Classes can inherit any code within a module as a mixin. For this to work, you have to require the module’s file inside the file defining your class, and then “include” the module within that class. There are no restrictions on the number of modules a class can get mixins from.

Here is how to mix in module objects in a class:

$LOAD_PATH << '.'
require 'school'

class Teacher < Person
  def portfolio(subject)
    puts 'I teach  #{subject}'
  end

  def subject_marks(student_1, student_2, student_3)
    puts 'Marks recorded: #{student_1}, #{student_2},and #{student_3}'
  end
end

class Student < Person
  include School

  def subjects(subject_1, subject_2, subject_3)
    puts 'I major in  #{subject_1}, #{subject_2}, and  #{subject_3} '
  end
end

student = Student.new()
student.introduction('Jill', 'student', 'female')
student.verify('student_111', 'student')
student.population()

# The output
# => I am Jil, a female student
# => The ID student_111 belongs to a verified student.
# => A total of 150 teachers and students am Jil, a female student

Method Overriding

Method overriding is a feature in object-oriented programming that allows a subclass to bypass the implementation of a method in its superclass (also known as parent class). To achieve this, the subclass defines a method with the same name as the target method in the superclass, but yields a different or specialized outcome. Whenever an object of the subclass makes a call to that method, the superclass’ implementation of the method will be replaced by that of the subclass.

class Person
  def motto
    puts 'To lead is to serve'
  end
end

class Student < Person
  # A method to override the superclass method
  def motto
    puts 'We are tomorrow’s leaders'
  end
end

student = Students.new()
student.motto # => We are tomorrow's leaders

Invoking Methods from the Super Class

When the super class and the subclass share a method with the same signature, a call to that method by an object of the subclass always overrides the method of the superclass. The way to access the parent’s version of the method is to invoke the super keyword.

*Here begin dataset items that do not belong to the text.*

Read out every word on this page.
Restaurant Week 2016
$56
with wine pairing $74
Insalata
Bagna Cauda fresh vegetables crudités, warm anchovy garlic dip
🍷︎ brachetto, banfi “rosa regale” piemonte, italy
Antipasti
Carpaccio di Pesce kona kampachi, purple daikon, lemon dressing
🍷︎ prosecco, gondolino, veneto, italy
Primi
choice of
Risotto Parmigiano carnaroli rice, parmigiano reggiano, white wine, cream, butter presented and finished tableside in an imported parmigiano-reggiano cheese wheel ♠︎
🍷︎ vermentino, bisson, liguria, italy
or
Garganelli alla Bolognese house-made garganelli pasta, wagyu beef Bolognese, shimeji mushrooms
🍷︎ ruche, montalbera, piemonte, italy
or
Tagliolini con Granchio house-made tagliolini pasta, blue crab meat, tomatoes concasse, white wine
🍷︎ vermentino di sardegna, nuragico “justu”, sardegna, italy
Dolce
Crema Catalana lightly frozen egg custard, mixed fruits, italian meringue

If there are no parameters in the shared method, when super or super() is invoked, the logic of both methods are executed.

class Person
  def motto
    puts 'To lead is to serve'
  end
end

class Student < Person
  # A method to override the superclass method
  def motto
    super() # Invoking super would give the same result.
    puts 'We are tomorrow’s leaders'
  end
end

student = Student.new()
student.motto

# => To lead is to serve
# => We are tomorrow's leaders

If there are arguments in the superclass’ method, invoking super() will execute those arguments. This is because super() takes no arguments from the subclass.

class Person
  def profile(id = 'teacher_001', name = 'James Bart')
    puts 'This profile belongs to #{name}, with ID #{id}'
  end
end

class Student < Person
  # calling super()
  def profile(id, name)
    super()
    puts 'We are tomorrow’s leaders'
  end
end

person = Student.new()
person.profile('student_001', 'Lisa Green')

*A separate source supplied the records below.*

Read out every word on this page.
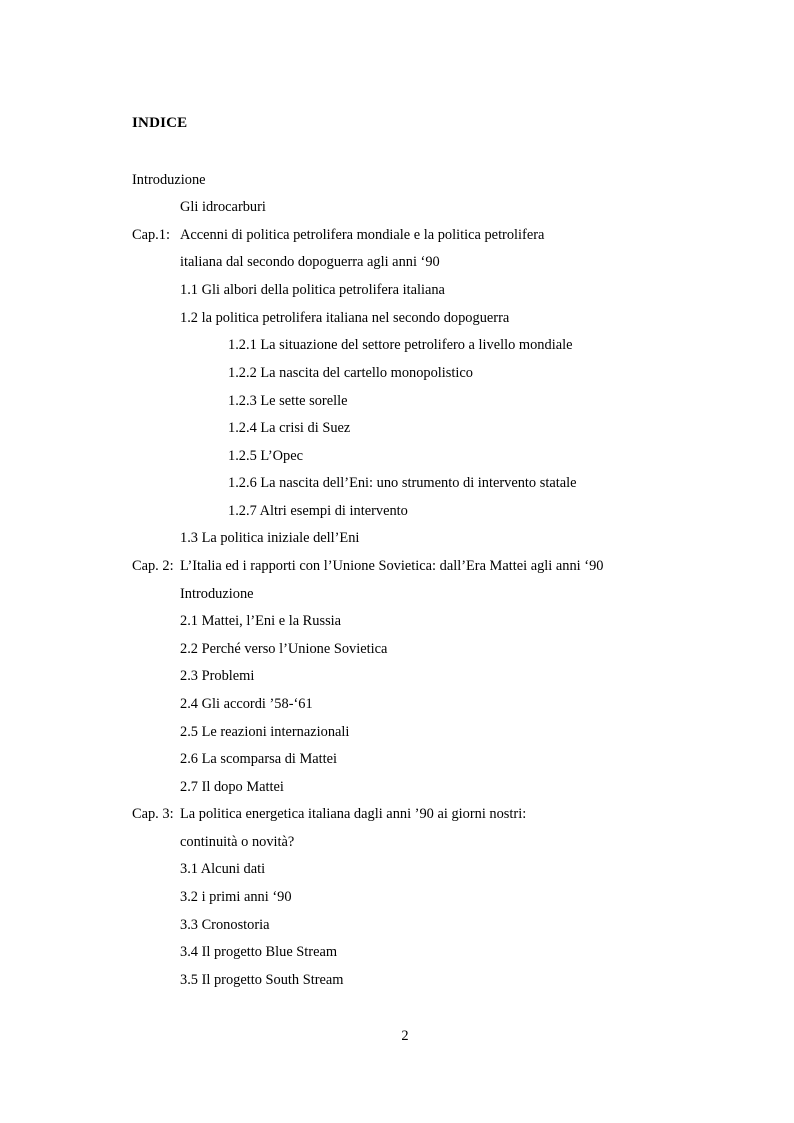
INDICE
Introduzione
Gli idrocarburi
Cap.1: Accenni di politica petrolifera mondiale e la politica petrolifera
italiana dal secondo dopoguerra agli anni ‘90
1.1 Gli albori della politica petrolifera italiana
1.2 la politica petrolifera italiana nel secondo dopoguerra
1.2.1 La situazione del settore petrolifero a livello mondiale
1.2.2 La nascita del cartello monopolistico
1.2.3 Le sette sorelle
1.2.4 La crisi di Suez
1.2.5 L’Opec
1.2.6 La nascita dell’Eni: uno strumento di intervento statale
1.2.7 Altri esempi di intervento
1.3 La politica iniziale dell’Eni
Cap. 2: L’Italia ed i rapporti con l’Unione Sovietica: dall’Era Mattei agli anni ‘90
Introduzione
2.1 Mattei, l’Eni e la Russia
2.2 Perché verso l’Unione Sovietica
2.3 Problemi
2.4 Gli accordi ’58-‘61
2.5 Le reazioni internazionali
2.6 La scomparsa di Mattei
2.7 Il dopo Mattei
Cap. 3: La politica energetica italiana dagli anni ’90 ai giorni nostri:
continuità o novità?
3.1 Alcuni dati
3.2 i primi anni ‘90
3.3 Cronostoria
3.4 Il progetto Blue Stream
3.5 Il progetto South Stream
2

# => This profile belongs to James Bart, with ID teacher_001
# => We are tomorrow’s leaders

If in the same situation we invoke super without brackets, the arguments from the subclass’ method are passed to the parent class to be executed.

class Person
  def profile(id = 'teacher_001', name = 'James Bart')
    puts 'This profile belongs to #{name}, with ID #{id}'
  end
end

class Student < Person
  # calling super()
  def profile(id, name)
    super
    puts 'We are tomorrow’s leaders'
  end
end

person = Student.new('student_001', 'Lisa Green')
person.profile('student_001', 'Lisa Green')

# => This profile belongs to Lisa Green, with ID student_001
# => We are tomorrow’s leaders

Note: One way to prevent the arguments of the subclass’ object from being passed to the superclass is by calling super() in it’s method. On the other hand, one sure way to impose the arguments of the subclass’ object on the superclass is by calling for example; super(id, name) in the subclass.

Conclusion

Class inheritance is a powerful feature in object oriented programming that prevents your program from having duplicated code. However, it should only be used sparingly when there are features to be shared among objects.